[e2e] TCP offload (was part of Protocols breaking the end-to-end argument)
William Allen Simpson
william.allen.simpson at gmail.com
Mon Oct 26 05:53:18 PDT 2009
rick jones wrote:
>
> On Oct 24, 2009, at 7:34 AM, David P. Reed wrote:
>
>> I leave it to the community of architects (not the chip designers, who
>> have a bias to believe that every "feature" is a differentiating
>> advantage) to decide whether the benefit of this particular thing is
>> really worth the potential inflexibility it creates - in particular
>> the risk that the chip will do the wrong thing on the forwarding path,
>> and the risk that the TCP spec will change in a way that makes the
>> chip's popularity a barrier to innovation.
>>
> I don't interact much with "big TOE" functionality (full stateful
> protocol offload - TCP Offload Engine) but the "little toe" stateless
> stuff - ChecKsum Offload (CKO), TSO, LRO. I have yet to encounter a
> card/chip/NIC where those little toes cannot be cut-off (to spite what
> I'm not sure :) LRO (distict from GRO perhaps) may be one where it is
> either on or off. CKO and TSO are ones where they can be on, off, or on
> and ignored by the stack.
>
TCP Checksum Offload (shouldn't that be TCO or CSO?) has been done for
years. I've always been a bit leery of it, as my many experiences with
bus problems indicates that the checksum should be calculated as close to
the CPU as possible....
TCP Segment Offload (TSO) -- large TCP segments are broken into smaller
ones -- wouldn't be a problem where the stack always feeds the chip
properly-sized PMTU segments. For routing a LAN jumbogram into a WAN,
that's broken! The drivers had better be smart enough to honor "Don't
Fragment" (DF), even though that technically only applies to IP. Best to
turn it off for all routed packets. Does your implementation?
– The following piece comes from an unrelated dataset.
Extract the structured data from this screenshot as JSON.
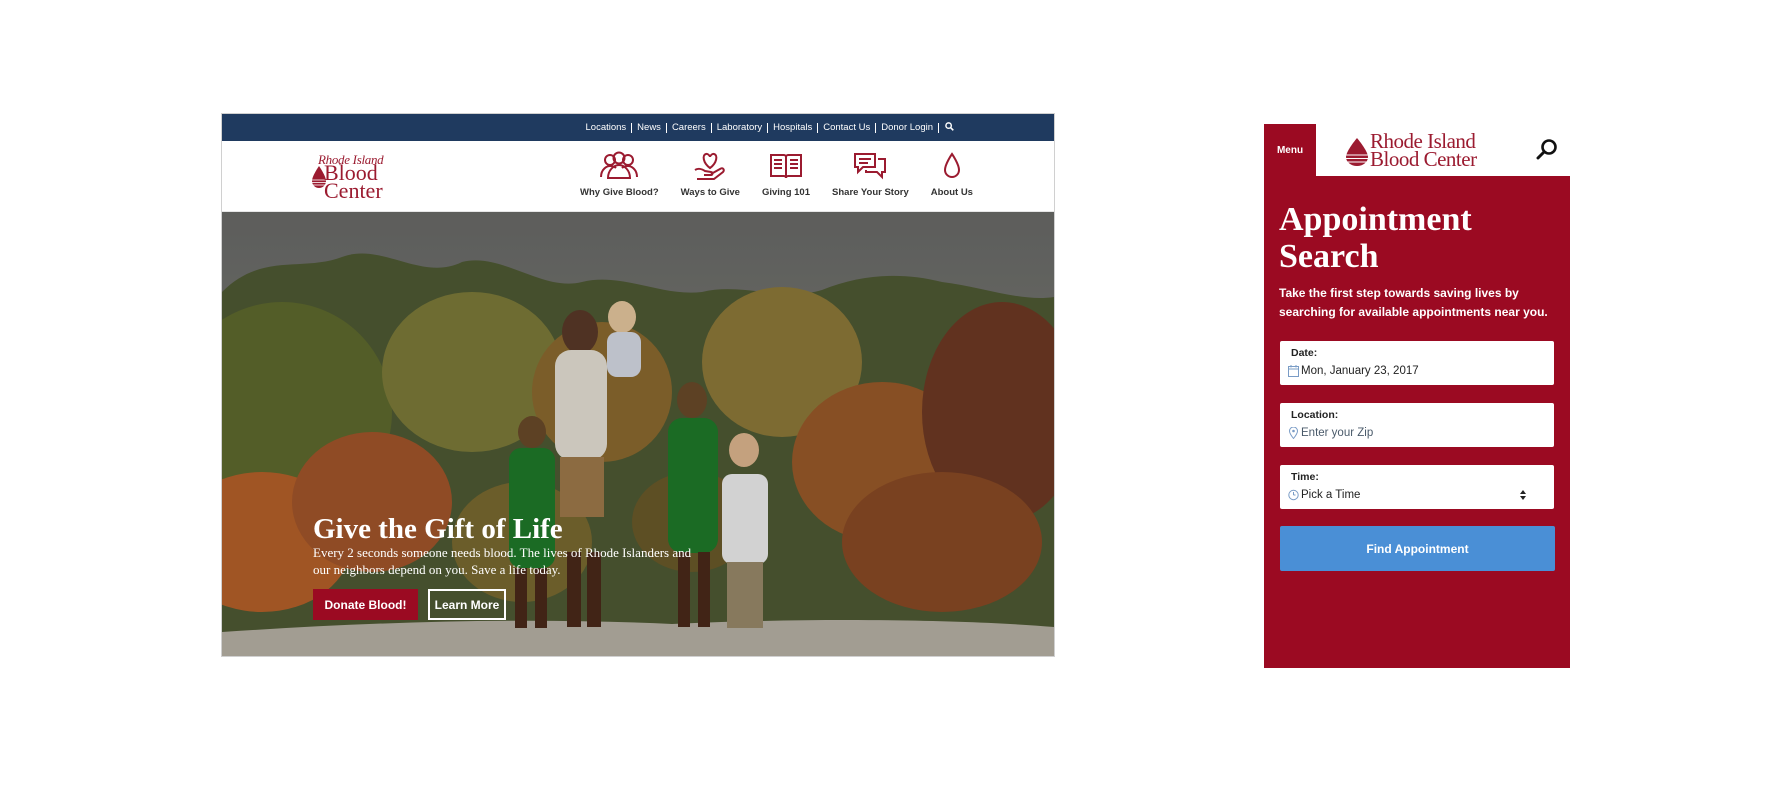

TCP Large Receive Offload (LRO) -- small TCP segments are combined into
larger ones -- is an unmitigated disaster. The sender has no ability to
turn it off, and no idea that it's happening. Assuming it leaves
SYN-bearing segments untouched, I'd still think that breaks almost every
existing Ack-bearing TCP option.
In either of the latter cases, I don't see how PAWS Timestamps or the MD5
Authentication Option would ever work.